I’m appauled at the nickle-and-diming. Consider efforts from Maddox It sickens me that everything has gone so profit driven. Loosen up a little. You’ll get more by investing in a community than you will ever get from suing.

When the lawyers get involved everyone is a victim.

General Eskimo says:


A technicality (which is notable considering that we are talking about technicalities)… but “100x less” doesn’t really make sense, although it is generally incorrectly equated to mean 1/100th (while it should actually be -9900% the cost, which in turn would mean the costs would actually be massive profits… which would change the playing field a lot).

Darksurf says:

not a fair trial?

How can a US court make a ruling to spy on people. That is illegal. If a Jury/Judge doesn’t understand the trial then how can they make a ruling? You can’t just take any ‘uneducated’ person off the street, and ask them their opinion on the development of the quad core phenom! They won’t know what the hell is going on!

So don’t put untechnological minds in a damn court room with a hearing over technological problems! They don’t know what they or anyone else is talking about, so they just assume. And everyone knows what assuming does.

General Eskimo says:


Hey, why don’t we do what I have been advocating for 8 years? DESTROY THE MPAA!

^And Darksurf, I agree that it is wrong to spy on people, but it is arguably a public place where people are publicly committing crimes. So claiming that spying there is illegal is like claiming you can’t put cameras in ally ways to try and catch rapists and murderers. Obviously, though, it is true that they really have no idea what is going on, and (in my opinion) should be locked in solitary confinement for the rest of their pathetic lives for their absurd level of incompetence. Well, maybe that is a bit far… because their bodies are quite an asset even if their minds are not. So, instead, they should be worked in slave labor until they die, and then harvested for organs to supplement those of us who actually move society forward (instead of sabotaging its advancement).
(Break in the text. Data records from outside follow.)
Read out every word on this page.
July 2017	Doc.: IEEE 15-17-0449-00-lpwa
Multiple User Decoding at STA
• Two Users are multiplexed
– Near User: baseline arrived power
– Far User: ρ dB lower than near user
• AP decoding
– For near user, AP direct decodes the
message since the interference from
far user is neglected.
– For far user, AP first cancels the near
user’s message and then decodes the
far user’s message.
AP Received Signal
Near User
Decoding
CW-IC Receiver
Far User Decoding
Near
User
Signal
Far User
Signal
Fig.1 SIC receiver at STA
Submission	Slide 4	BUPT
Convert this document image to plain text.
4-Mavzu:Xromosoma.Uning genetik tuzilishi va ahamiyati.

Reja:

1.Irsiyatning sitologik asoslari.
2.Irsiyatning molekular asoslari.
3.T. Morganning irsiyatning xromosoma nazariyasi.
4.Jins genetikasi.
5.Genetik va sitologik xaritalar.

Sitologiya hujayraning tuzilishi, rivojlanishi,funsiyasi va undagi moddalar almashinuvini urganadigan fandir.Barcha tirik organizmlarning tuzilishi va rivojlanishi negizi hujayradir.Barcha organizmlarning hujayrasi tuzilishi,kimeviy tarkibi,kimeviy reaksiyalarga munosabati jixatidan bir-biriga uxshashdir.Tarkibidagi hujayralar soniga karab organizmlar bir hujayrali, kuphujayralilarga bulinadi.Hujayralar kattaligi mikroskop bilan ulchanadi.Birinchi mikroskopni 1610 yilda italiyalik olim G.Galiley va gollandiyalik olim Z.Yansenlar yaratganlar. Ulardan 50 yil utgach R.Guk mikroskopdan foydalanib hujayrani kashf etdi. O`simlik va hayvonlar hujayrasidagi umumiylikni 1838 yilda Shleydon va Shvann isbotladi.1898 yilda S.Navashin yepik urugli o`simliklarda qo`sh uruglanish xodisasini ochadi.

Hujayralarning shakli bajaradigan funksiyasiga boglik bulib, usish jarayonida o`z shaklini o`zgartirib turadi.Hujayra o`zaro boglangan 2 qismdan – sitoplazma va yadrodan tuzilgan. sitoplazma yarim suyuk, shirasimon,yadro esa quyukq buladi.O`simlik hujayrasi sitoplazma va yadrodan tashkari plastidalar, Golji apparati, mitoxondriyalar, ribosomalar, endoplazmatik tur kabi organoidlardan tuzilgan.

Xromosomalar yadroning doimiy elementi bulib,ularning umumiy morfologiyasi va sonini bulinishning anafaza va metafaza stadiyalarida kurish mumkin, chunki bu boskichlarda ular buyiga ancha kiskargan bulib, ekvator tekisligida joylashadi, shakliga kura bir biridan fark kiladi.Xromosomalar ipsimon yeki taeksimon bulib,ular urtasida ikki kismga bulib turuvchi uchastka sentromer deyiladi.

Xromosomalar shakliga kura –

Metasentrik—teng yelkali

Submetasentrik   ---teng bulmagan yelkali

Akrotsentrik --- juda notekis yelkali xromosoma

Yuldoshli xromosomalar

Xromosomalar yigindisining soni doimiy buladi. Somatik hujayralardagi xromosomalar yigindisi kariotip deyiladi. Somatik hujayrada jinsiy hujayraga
I keep saying it and it keeps coming true!

PaulT (profile) says:

Re: Hey...

“Hey, why don’t we do what I have been advocating for 8 years? DESTROY THE MPAA!”

I’d agree normally, but they seem to be doing a great job of doing that themselves. As ever, TorrentSpy is only one small part of a larger problem that they cannot possibly control. While they’re toasting themselves over this type of case, they’re losing their business from right under their noses. Between people who consciously boycott their products, to their idiotic focussing on CD and mobile platforms, to artists old and new who refuse to sign MPAA contracts and go independent, they’re not going to last a whole lot longer.

Shane C. (user link) says:


IHNRTA, however I have been following the case.

My only question resonates that of Damien in questioning jurisdiction. If Torrent Spy operates outside the US, and is actively blocking customers from the US (thus they apparently don’t have a business presence here, physically, or virtually) how is it that they are bound by US laws?

For that matter, why did they even respond to a US court?


Aragorn says:


This article was posted on (hardly a pro-MPAA source) yesterday.

Some excerpts:

“TorrentSpy allegedly deleted “hundreds or thousands” of postings on the TorrentSpy forums referencing copyright infringement. On March 6th, 2006, a manager posted a private message to the site’s volunteer moderators warning, “We need to make sure that these forums stay clear of anything related to piracy. … I’d even recommend using the search engine to find past threads that may hurt us.”

“The court was also put off by TorrentSpy’s anonymization of user IP addresses in its logs. In April, the company turned over user IP addresses in pre-trial discovery that had been shorn of the last octet, making them useless for tracking down users with any certainty. The MPAA produced forum threads indicating that records of full IP addresses had existed.

“The Court concludes that Defendants were well aware of their obligation to preserve those addresses in their entirety. The deletion of the fourth octet of these addresses was willful.”

Sounds like obstruction of justice to me.